Por eso nunca supimos cuál era el castigo que, de no callar después de trascurrido, nos hubiera caído. Cuando sus imitadores quisieron emularle, una vez que él faltó, no supieron qué hacer cuando vieron que el minuto transcurría sin lograr el silencio. En nuestra época, que vivió su enfermedad y su desaparición como jefe de estudios, ya con mi promoción en el bachiller superior, el Ramiro se sumió en un cierto caos, que nadie supo eliminar del todo. 
Recuerdo el cambio que su cese supuso y como la aparición de inspectores de carácter represivo sublevaba especialmente a don Jaime Oliver. La desaparición de don Antonio no fue suplida por nadie, y ello a pesar de la dulzura y bonhomía de don Guillermo García Sauco, nuevo catedrático de Dibujo, a quien le endilgaron la Jefatura de Estudios, pero que no tenía ni carácter ni habilidad ni la suficiente imprudencia para imitar a don Antonio. 
Don Antonio había sido un líder, probablemente sin pretenderlo. Un líder paternal de aquella masa de chicos revoltosos, a los que sabía ordenar y hasta dominar, y a los que sin ninguna duda quería y con los que disfrutaba. Pues ese papel, el de líder paternal, probablemente le gustara bastante, le agradara, me parece a mí. Si no, no hubiera sido tan eficiente y habilidoso; y de ahí, creo yo, que durara tanto en el cargo, que lo llevara con satisfacción, y que sus compañeros tuvieran así, con él, tan tremendo chollo como tuvieron. En latín los de mi clase tuvimos a don Agustín González Brañas, en tercero, profesor adjunto y admirador de don Antonio, y a quien recuerdo más intencionado que eficiente; y luego a don Julián Gimeno, en cuarto, que a mí me parecía muy bueno, y que me dio matrícula -yo quedé muy sorprendido acerca de mí mismo al contemplarme como bueno en latín, cosa que nunca había esperado, traduciendo a César-. Y cuando un buen día, ya en quinto curso, me encontré a Gimeno por un pasillo, me dijo “Bueno, Capitel, estará usted en letras, ¿no?.” Y yo tuve que decirle “Pues no, señor Gimeno, estoy en ciencias.” “Pero bueno, pero bueno, ¿y cómo es eso?”. “Es que quiero estudiar arquitectura”. “Ah, bueno, bueno, si es así le perdono.” La carrera de arquitectura siempre les ha caído bastante bien a la gente de letras. Y resulta lógico, ya que nosotros, los arquitectos, somos, en realidad, los ingenieros de letras. Pues sabemos matemáticas y sabemos latín. 
Pero cuento esto porque el caso es que yo no fui nunca alumno de don Antonio, que daba clase de latín en quinto curso solo a la mitad de la mía, que eran los de letras. Nuestra clase estaba partida en dos. Y lo sentí, porque se adivinaba en él a un gran profesor, como mis compañeros de letras me confirmaron. Me tuve que quedar tan solo con aquella imagen de elegancia, de rigor y de bonhomía, de exigencia y de justicia, que tan adecuadamente representaba. Era para nosotros el alma misma del Ramiro. Le respetábamos y le temíamos, pero también le admirábamos y le queríamos un poco, a pesar de ser la imagen de la disciplina. Al menos, yo. 
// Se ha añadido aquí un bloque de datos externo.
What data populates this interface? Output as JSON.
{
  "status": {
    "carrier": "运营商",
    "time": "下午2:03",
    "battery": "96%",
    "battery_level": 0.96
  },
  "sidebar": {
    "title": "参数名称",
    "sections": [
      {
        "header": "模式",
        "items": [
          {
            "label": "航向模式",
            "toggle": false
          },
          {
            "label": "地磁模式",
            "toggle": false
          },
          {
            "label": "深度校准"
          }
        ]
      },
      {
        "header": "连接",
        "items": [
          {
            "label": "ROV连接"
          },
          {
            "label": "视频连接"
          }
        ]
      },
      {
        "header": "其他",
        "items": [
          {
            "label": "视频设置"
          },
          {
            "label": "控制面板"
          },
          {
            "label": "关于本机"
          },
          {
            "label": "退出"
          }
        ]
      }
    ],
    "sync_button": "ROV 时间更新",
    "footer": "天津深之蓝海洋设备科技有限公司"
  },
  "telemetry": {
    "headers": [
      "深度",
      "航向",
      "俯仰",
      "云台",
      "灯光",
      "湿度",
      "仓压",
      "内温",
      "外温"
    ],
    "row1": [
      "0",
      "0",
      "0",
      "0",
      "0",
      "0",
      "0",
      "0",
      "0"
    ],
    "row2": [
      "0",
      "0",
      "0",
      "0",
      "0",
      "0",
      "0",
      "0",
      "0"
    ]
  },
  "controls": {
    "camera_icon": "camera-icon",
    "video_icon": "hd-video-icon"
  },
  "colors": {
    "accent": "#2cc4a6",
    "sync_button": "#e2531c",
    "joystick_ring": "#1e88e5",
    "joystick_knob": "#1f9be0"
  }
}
Descanse en paz. Y hagámosle todavía otra placa, un monumento, o algo. Algo grande. Representemos al menos, aunque sea modestamente, esta celebración de su cincuentenario. 
Se lo merecía con creces. El Instituto no le pagó en su día lo suficiente, ni en dinero, ni en ninguna otra cosa. Pues era uno de esos héroes de la administración pública que a veces, y por fortuna, hay en España.

Nada más, muchas gracias.

Francisco Villarín leyendo su emocionante discurso

El 'tercio de los alumnos' se cerró con la subida al estrado de Francisco Villarín, un ex-alumno del 'Nocturno' que habló desde el corazón y nos regaló una semblanza de D. Antonio que todos intuíamos, pero que pocos de los allí presentes habíamos vivido en primera persona. Personalmente, tengo que decir que fue la intervención que más me impresionó y agradecí.
Sus palabras fueron: 

Siempre me he preguntado si la familia de don Antonio albergaría celos de las obras a las que dedicaba su tiempo y sobre todo por su total entrega a las mismas, y lo hago desde mi condición de beneficiario de una de sus predilectas: el 'Nocturno'. Y también siempre me respondo negativamente, con la certeza de que a sus hijos les inculcaría los valores que el irradiaba, como la generosidad, el respeto y amor por los demás, el espíritu de sacrificio, y todos aquellos que muchos tuvimos la suerte de poder constatar por las diversas vinculaciones personales.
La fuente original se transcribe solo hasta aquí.